The success of the book and the early cuts of the film convinced Wald that there was money still to be made with Peyton Place. “One of the future projects I have in mind,” he wrote, “is a story dealing with the conflicts between the townspeople and the constantly changing influx of students and teachers into a small New England town which has a college which offers a rather special situation, which should provide possibilities for interesting dramatic conflicts.” The new sequel, he suggested, might be called “Spring Riot in Peyton Place.”
45
Grace thought the idea “nuts,” then went on to develop a storyline of her own.

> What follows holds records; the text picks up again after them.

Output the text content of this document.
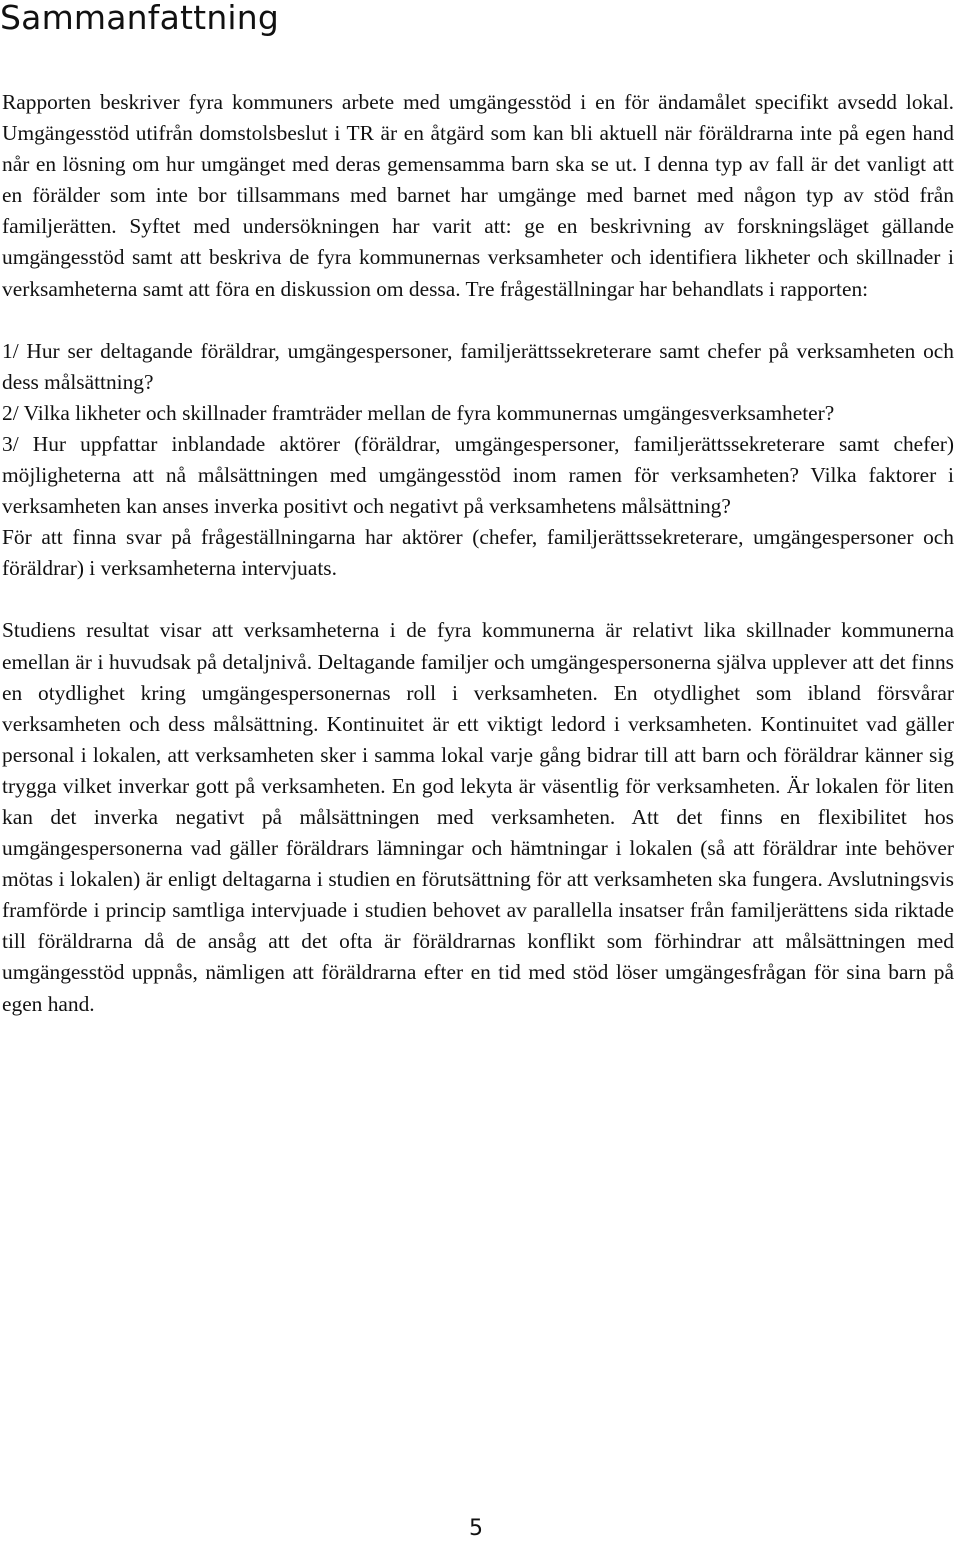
Sammanfattning

Rapporten beskriver fyra kommuners arbete med umgängesstöd i en för ändamålet specifikt avsedd lokal. Umgängesstöd utifrån domstolsbeslut i TR är en åtgärd som kan bli aktuell när föräldrarna inte på egen hand når en lösning om hur umgänget med deras gemensamma barn ska se ut. I denna typ av fall är det vanligt att en förälder som inte bor tillsammans med barnet har umgänge med barnet med någon typ av stöd från familjerätten. Syftet med undersökningen har varit att: ge en beskrivning av forskningsläget gällande umgängesstöd samt att beskriva de fyra kommunernas verksamheter och identifiera likheter och skillnader i verksamheterna samt att föra en diskussion om dessa. Tre frågeställningar har behandlats i rapporten:

1/ Hur ser deltagande föräldrar, umgängespersoner, familjerättssekreterare samt chefer på verksamheten och dess målsättning?

2/ Vilka likheter och skillnader framträder mellan de fyra kommunernas umgängesverksamheter?

3/ Hur uppfattar inblandade aktörer (föräldrar, umgängespersoner, familjerättssekreterare samt chefer) möjligheterna att nå målsättningen med umgängesstöd inom ramen för verksamheten? Vilka faktorer i verksamheten kan anses inverka positivt och negativt på verksamhetens målsättning?

För att finna svar på frågeställningarna har aktörer (chefer, familjerättssekreterare, umgängespersoner och föräldrar) i verksamheterna intervjuats.

Studiens resultat visar att verksamheterna i de fyra kommunerna är relativt lika skillnader kommunerna emellan är i huvudsak på detaljnivå. Deltagande familjer och umgängespersonerna själva upplever att det finns en otydlighet kring umgängespersonernas roll i verksamheten. En otydlighet som ibland försvårar verksamheten och dess målsättning. Kontinuitet är ett viktigt ledord i verksamheten. Kontinuitet vad gäller personal i lokalen, att verksamheten sker i samma lokal varje gång bidrar till att barn och föräldrar känner sig trygga vilket inverkar gott på verksamheten. En god lekyta är väsentlig för verksamheten. Är lokalen för liten kan det inverka negativt på målsättningen med verksamheten. Att det finns en flexibilitet hos umgängespersonerna vad gäller föräldrars lämningar och hämtningar i lokalen (så att föräldrar inte behöver mötas i lokalen) är enligt deltagarna i studien en förutsättning för att verksamheten ska fungera. Avslutningsvis framförde i princip samtliga intervjuade i studien behovet av parallella insatser från familjerättens sida riktade till föräldrarna då de ansåg att det ofta är föräldrarnas konflikt som förhindrar att målsättningen med umgängesstöd uppnås, nämligen att föräldrarna efter en tid med stöd löser umgängesfrågan för sina barn på egen hand.

5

Only the outline remains. At the age of thirty-nine, Grace Metalious died suddenly, if not surprisingly, of “chronic liver disease.” Known as the writer's disease, cirrhosis built up dangerously in her liver before many in her family even knew that she was sick. A few months before her death, the motel that she and her husband George owned—“one of the future projects”—failed, and Grace wrote a panicked letter to her agent. “I could write another book, but as at December 12th, 1963, I feel that a contract and all the worry that that involves would be impossible for me. Is there a magazine market which could be met from Gilmanton, is there a newspaper market for Gilmanton gossip?”
46
Can writing kill? “Disenchantment,” Grace once wrote, “is a slow, painful, agonizing process. Sometimes it is a long road, and in the beginning you don't even know you're on it, then when it is too late you can't even fight or find a way back.”
Return
was not a book Grace was proud to have written. But it is an enduring monument to an agency embodied in writing's social life. To reread
Return
is to enter into the complex relationships between authorship, book production, hierarchies of taste, readerly desire, and the labor of writing in an age of commodity production. It is also to grasp the thin hopes and fears of a young woman born on the social and cultural margins of America: an outsider even to those who knew her best. “I'm glad you came,” Allison tells a friend at the end of
Return.
“You've helped me a lot … by reminding me that the world isn't full of mobsters waiting to cut me down. And by showing me that work will exorcise all the ghosts that haunt me” (238). Grace may not have written this ending, but it was the kind of “happily ever after” finale she dreamed a literary life could ultimately provide. To the delight of her fans, Grace Metalious kept on writing, but in the end, words failed her. They were never enough; the demons always returned. Grace Metalious died in Boston, Massachusetts, and returned for the last time to Gilmanton, New Hampshire, where she was buried in the spring of 1964.